Figures released this week by the BPI, (based on Official Charts Company data) shows a continuing trend towards consumption from streaming services to deliver another year of £1 billion-plus sales (£1,030m) for the UK recorded music business in 2014.  This performance is broadly in line with 2013, dipping just 1.6 per cent less in terms of retail value.

Commenting on another strong year for British music, Geoff Taylor, Chief Executive BPI and BRIT Awards said: “The remarkable success of British artists in 2014 is exciting news for the future. Our record labels are backing home-grown talent who in turn are catching fire around the world”.

He continued: “With major new premium services from Apple and YouTube set to boost subscription streaming even further in 2015, we believe the UK’s world-leading music industry is strongly positioned for future expansion”.

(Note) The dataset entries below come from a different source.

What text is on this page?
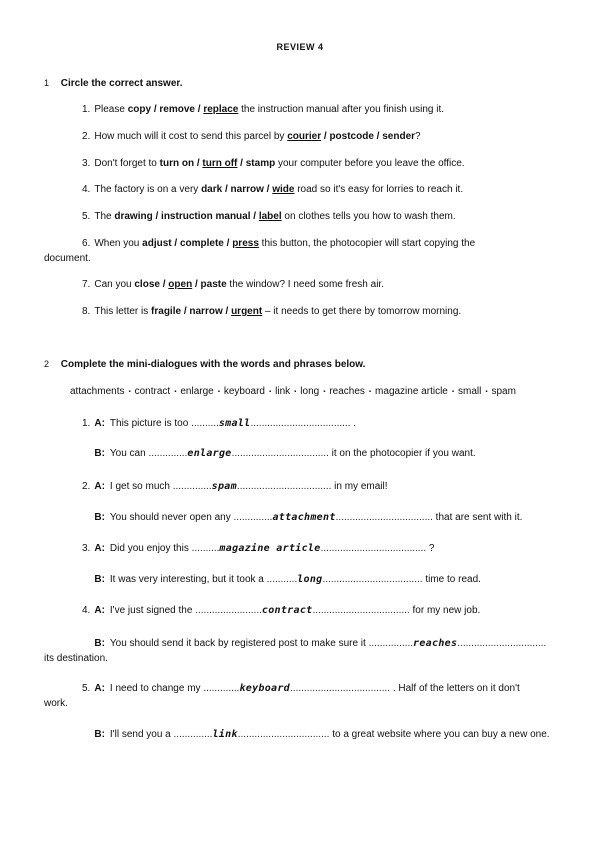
REVIEW 4
1 Circle the correct answer.
1. Please copy / remove / replace the instruction manual after you finish using it.
2. How much will it cost to send this parcel by courier / postcode / sender?
3. Don't forget to turn on / turn off / stamp your computer before you leave the office.
4. The factory is on a very dark / narrow / wide road so it's easy for lorries to reach it.
5. The drawing / instruction manual / label on clothes tells you how to wash them.
6. When you adjust / complete / press this button, the photocopier will start copying the
document.
7. Can you close / open / paste the window? I need some fresh air.
8. This letter is fragile / narrow / urgent – it needs to get there by tomorrow morning.
2 Complete the mini-dialogues with the words and phrases below.
attachments ▪ contract ▪ enlarge ▪ keyboard ▪ link ▪ long ▪ reaches ▪ magazine article ▪ small ▪ spam
1. A: This picture is too ..........small.................................... .
B: You can ..............enlarge................................... it on the photocopier if you want.
2. A: I get so much ..............spam.................................. in my email!
B: You should never open any ..............attachment................................... that are sent with it.
3. A: Did you enjoy this ..........magazine article...................................... ?
B: It was very interesting, but it took a ...........long.................................... time to read.
4. A: I've just signed the ........................contract................................... for my new job.
B: You should send it back by registered post to make sure it ................reaches................................
its destination.
5. A: I need to change my .............keyboard.................................... . Half of the letters on it don't
work.
B: I'll send you a ..............link................................. to a great website where you can buy a new one.
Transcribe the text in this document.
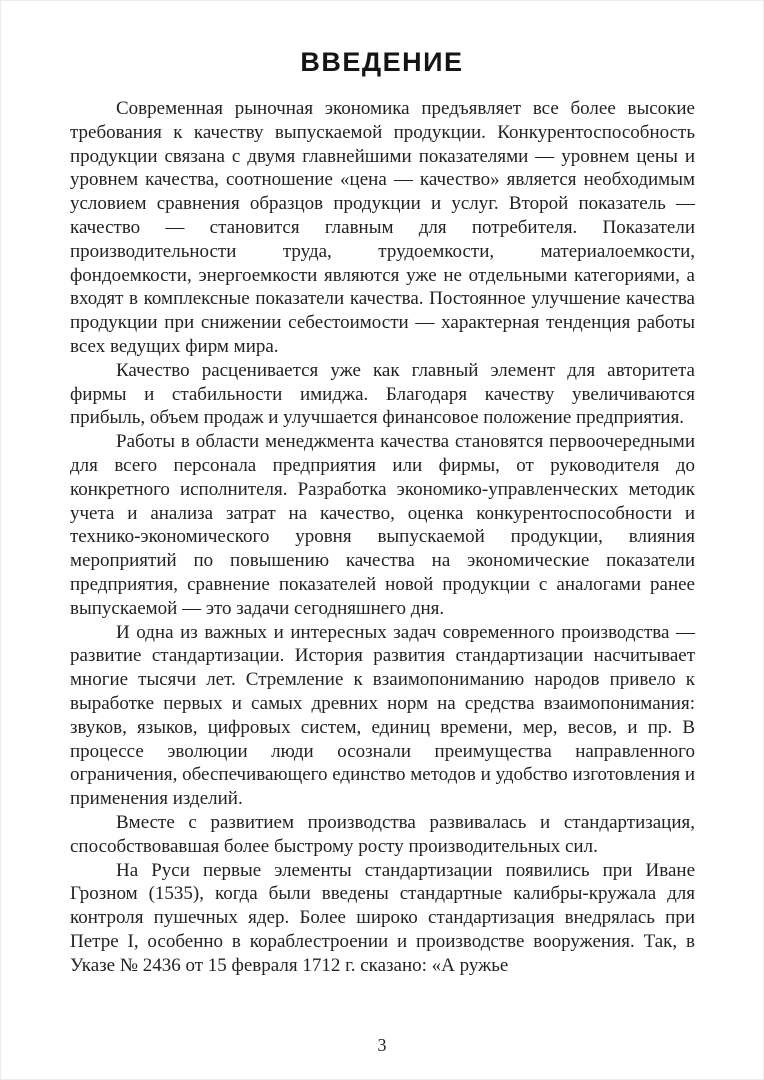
ВВЕДЕНИЕ

Современная рыночная экономика предъявляет все более высокие требования к качеству выпускаемой продукции. Конкурентоспособность продукции связана с двумя главнейшими показателями — уровнем цены и уровнем качества, соотношение «цена — качество» является необходимым условием сравнения образцов продукции и услуг. Второй показатель — качество — становится главным для потребителя. Показатели производительности труда, трудоемкости, материалоемкости, фондоемкости, энергоемкости являются уже не отдельными категориями, а входят в комплексные показатели качества. Постоянное улучшение качества продукции при снижении себестоимости — характерная тенденция работы всех ведущих фирм мира.

Качество расценивается уже как главный элемент для авторитета фирмы и стабильности имиджа. Благодаря качеству увеличиваются прибыль, объем продаж и улучшается финансовое положение предприятия.

Работы в области менеджмента качества становятся первоочередными для всего персонала предприятия или фирмы, от руководителя до конкретного исполнителя. Разработка экономико-управленческих методик учета и анализа затрат на качество, оценка конкурентоспособности и технико-экономического уровня выпускаемой продукции, влияния мероприятий по повышению качества на экономические показатели предприятия, сравнение показателей новой продукции с аналогами ранее выпускаемой — это задачи сегодняшнего дня.

И одна из важных и интересных задач современного производства — развитие стандартизации. История развития стандартизации насчитывает многие тысячи лет. Стремление к взаимопониманию народов привело к выработке первых и самых древних норм на средства взаимопонимания: звуков, языков, цифровых систем, единиц времени, мер, весов, и пр. В процессе эволюции люди осознали преимущества направленного ограничения, обеспечивающего единство методов и удобство изготовления и применения изделий.

Вместе с развитием производства развивалась и стандартизация, способствовавшая более быстрому росту производительных сил.

На Руси первые элементы стандартизации появились при Иване Грозном (1535), когда были введены стандартные калибры-кружала для контроля пушечных ядер. Более широко стандартизация внедрялась при Петре I, особенно в кораблестроении и производстве вооружения. Так, в Указе № 2436 от 15 февраля 1712 г. сказано: «А ружье

3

At the risk of sounding like a foray into Farageophilia – here are the figures:

  • Nearly 15 billion songs are streamed as digital now accounts for 51 per cent of UK music consumption
  • Ed Sheeran, Sam Smith and George Ezra are among the British acts leading the charge to a record breaking performance as the entire top 10 artist albums come from home-grown talent – the strongest performance by British artists since Official Charts records began.
  • The best-selling artist album in each of the past 10 years has now come from a British act.
  • Two albums, Ed Sheeran’s ‘x’ (1.7m) and Sam Smith’s ‘In the Lonely Hour’ (1.25m), achieved well over 1m unit sales during the past 12 months, a feat no artist album achieved in 2013.
  • Ed Sheeran’s sales are the highest since Adele’s ‘21’ in 2011.
  • Four of the top 5 most streamed artists in 2014 and seven out of the top 10 were British.
  • 14.8bn audio streams, 560 for every UK household1, accounted for 12.6 per cent of the music consumed in 2014 and 17 per cent of retail music spend; the launch of major new streaming services in 2015 is expected to further boost demand as streaming increasingly goes mainstream.
  • The surge in streaming helps to offset the decline in CD sales and the maturing downloads format to keep the retail value of recorded music above the £1 billion threshold (£1,030m).
  • The vinyl revival continues as unit sales reach the 1.3 million mark for first time since 1995.
  • Pink Floyd’s ‘The Endless River’ is the year’s biggest seller, ahead of Arctic Monkeys and Royal Blood.